Pour la première fois, sont réunis et présentés le
célèbre essai de Léon Trotski «Leur morale et la nôtre» et
la réponse, inédite en français, de John Dewey, philosophe
pragmatique américain. Ce dialogue entre philosophie marxiste
et philosophie pragmatique porte sur l'accusation qui leur est
faite de défendre une maxime honnie de la morale bienpensante
: «La fin justifie les moyens.» Si Trotski et Dewey
la défendent, ils en donnent une signification profondément
divergente qui fait écho à leurs engagements respectifs pour
changer le monde.
La fin justifie-t-elle les moyens ? À l'heure où se mobiliser
contre la menace nazie est la «fin primordiale», n'était-il pas
justifié d'éviter toute division entre les «forces de progrès» ?
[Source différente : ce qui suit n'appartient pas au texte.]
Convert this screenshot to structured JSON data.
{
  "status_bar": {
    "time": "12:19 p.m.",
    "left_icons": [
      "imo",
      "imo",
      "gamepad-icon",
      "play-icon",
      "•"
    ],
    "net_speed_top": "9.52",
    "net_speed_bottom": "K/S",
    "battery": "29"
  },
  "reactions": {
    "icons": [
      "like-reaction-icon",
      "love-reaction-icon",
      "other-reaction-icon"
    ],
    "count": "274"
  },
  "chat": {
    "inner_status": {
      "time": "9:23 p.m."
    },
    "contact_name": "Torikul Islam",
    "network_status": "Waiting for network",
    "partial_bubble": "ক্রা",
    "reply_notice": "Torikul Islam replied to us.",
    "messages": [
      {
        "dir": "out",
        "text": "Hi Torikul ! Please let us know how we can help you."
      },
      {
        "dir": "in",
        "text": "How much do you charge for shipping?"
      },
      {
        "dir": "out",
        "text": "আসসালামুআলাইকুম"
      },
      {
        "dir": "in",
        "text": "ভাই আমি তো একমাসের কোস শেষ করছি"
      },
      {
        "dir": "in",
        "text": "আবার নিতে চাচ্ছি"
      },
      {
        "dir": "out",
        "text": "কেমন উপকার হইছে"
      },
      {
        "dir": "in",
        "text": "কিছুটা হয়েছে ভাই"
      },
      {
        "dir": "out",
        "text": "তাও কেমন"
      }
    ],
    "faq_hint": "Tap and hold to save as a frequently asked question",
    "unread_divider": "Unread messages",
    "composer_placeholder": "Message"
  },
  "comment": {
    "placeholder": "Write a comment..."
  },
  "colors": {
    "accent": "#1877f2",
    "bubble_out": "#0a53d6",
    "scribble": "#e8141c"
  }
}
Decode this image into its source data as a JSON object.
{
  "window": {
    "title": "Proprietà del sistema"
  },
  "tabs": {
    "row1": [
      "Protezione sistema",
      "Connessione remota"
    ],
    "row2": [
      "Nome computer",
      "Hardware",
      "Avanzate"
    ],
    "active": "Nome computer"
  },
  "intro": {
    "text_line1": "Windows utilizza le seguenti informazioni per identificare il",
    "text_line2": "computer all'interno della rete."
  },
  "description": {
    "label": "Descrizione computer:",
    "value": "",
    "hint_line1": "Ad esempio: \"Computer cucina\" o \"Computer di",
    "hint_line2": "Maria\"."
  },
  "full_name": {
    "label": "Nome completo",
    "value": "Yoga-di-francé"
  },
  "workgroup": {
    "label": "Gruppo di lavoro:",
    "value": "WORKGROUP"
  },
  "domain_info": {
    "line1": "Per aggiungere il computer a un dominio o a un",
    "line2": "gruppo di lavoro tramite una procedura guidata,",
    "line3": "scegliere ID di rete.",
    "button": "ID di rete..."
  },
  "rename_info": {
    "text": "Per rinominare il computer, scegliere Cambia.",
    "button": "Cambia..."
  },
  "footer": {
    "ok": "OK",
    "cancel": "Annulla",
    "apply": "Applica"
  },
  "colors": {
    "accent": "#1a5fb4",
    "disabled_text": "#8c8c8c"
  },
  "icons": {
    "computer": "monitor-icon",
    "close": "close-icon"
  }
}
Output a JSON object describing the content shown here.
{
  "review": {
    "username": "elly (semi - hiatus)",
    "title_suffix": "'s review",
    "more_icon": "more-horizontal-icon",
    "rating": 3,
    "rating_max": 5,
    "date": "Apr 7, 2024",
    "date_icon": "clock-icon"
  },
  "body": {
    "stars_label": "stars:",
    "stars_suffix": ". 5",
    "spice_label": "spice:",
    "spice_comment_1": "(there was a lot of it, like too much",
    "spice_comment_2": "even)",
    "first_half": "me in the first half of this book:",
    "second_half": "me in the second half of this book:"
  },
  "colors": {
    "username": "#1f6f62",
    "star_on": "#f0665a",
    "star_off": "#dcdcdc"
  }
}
Lorsque, depuis son exil au Mexique, Trotski appelle à la
création d'une commission d'enquête internationale pour
montrer le caractère mensonger des accusations portées contre
lui lors des procès de Moscou, de nombreux intellectuels de
gauche refusent de s'engager. Dewey, lui, accepte sans hésiter.
Leur dialogue constitue une sorte d'épilogue à la rencontre
entre deux résistants au consensus moral dans un moment
particulièrement tragique.
Alors que nous sommes confrontés à de nouvelles menaces et
à de nouvelles demandes de mobilisation, comment pouvons-nous
hériter de ce débat ?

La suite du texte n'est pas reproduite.